Op 8 juli 2025 heeft de Rechtbank Amsterdam uitspraak gedaan in een zaak betreffende een Europees aanhoudingsbevel (EAB) dat was uitgevaardigd door het Amtsgericht Düsseldorf op 26 februari 2025. De zaak betreft de overlevering van een opgeëiste persoon, geboren in Duitsland, die wordt verdacht van illegale handel in verdovende middelen. De behandeling van het EAB vond plaats op 24 juni 2025, waarbij de opgeëiste persoon niet aanwezig was, maar vertegenwoordigd werd door zijn raadsvrouw, mr. N.C.M.L. Bloebaum. De rechtbank heeft vastgesteld dat de identiteit van de opgeëiste persoon correct is en dat hij de Duitse nationaliteit heeft.
De rechtbank heeft de argumenten van de officier van justitie, mr. M. al Mansouri, overwogen, die stelde dat de overlevering niet geweigerd moest worden op basis van artikel 13 van de Overleveringswet (OLW). De officier van justitie wees erop dat het onderzoek naar de feiten in Duitsland was gestart en dat de bewijsmiddelen zich daar bevonden. De rechtbank concludeerde dat de weigeringsgrond niet van toepassing was, omdat de feiten die aan het EAB ten grondslag lagen, geacht werden geheel of gedeeltelijk in Nederland te zijn gepleegd, maar dat dit onvoldoende reden was om de overlevering te weigeren.

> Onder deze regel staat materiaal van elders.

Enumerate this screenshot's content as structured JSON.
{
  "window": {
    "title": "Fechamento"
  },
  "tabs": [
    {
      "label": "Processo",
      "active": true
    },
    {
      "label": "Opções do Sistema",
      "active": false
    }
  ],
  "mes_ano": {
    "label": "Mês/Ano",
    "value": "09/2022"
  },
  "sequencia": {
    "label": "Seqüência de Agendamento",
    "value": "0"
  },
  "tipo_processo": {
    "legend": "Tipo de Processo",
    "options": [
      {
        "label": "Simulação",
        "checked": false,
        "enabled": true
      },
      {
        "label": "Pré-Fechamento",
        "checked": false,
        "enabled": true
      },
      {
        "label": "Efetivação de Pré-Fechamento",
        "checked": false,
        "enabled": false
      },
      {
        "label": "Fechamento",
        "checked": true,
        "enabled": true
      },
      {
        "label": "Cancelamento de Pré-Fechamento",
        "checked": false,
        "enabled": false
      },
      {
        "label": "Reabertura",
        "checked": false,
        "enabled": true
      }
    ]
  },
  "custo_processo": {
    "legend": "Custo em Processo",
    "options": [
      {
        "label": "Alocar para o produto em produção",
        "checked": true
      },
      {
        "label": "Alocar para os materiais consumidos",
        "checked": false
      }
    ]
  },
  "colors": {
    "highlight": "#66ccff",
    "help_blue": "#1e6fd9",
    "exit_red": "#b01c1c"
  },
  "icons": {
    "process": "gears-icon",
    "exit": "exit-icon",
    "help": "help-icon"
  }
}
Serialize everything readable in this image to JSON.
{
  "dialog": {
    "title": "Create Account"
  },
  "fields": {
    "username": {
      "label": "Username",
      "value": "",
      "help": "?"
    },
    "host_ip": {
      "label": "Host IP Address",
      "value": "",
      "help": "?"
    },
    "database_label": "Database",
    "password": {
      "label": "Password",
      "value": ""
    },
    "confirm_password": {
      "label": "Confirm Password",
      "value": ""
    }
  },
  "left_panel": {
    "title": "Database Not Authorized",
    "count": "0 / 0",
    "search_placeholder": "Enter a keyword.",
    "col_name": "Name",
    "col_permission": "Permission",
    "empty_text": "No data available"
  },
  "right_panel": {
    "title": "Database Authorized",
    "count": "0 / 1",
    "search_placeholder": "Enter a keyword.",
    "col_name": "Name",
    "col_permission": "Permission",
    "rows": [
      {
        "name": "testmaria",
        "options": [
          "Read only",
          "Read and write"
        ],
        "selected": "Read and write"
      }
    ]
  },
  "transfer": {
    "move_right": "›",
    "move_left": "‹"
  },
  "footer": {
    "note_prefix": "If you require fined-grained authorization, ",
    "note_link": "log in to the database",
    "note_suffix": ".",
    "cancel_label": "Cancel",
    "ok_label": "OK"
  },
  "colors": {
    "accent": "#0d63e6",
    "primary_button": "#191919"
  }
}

Uiteindelijk heeft de rechtbank geoordeeld dat het EAB voldeed aan de eisen van de OLW en dat er geen weigeringsgronden waren die aan de overlevering in de weg stonden. De rechtbank heeft daarom de overlevering van de opgeëiste persoon toegestaan. Deze uitspraak is openbaar uitgesproken en er staat geen gewoon rechtsmiddel open tegen deze beslissing, conform artikel 29, tweede lid, OLW.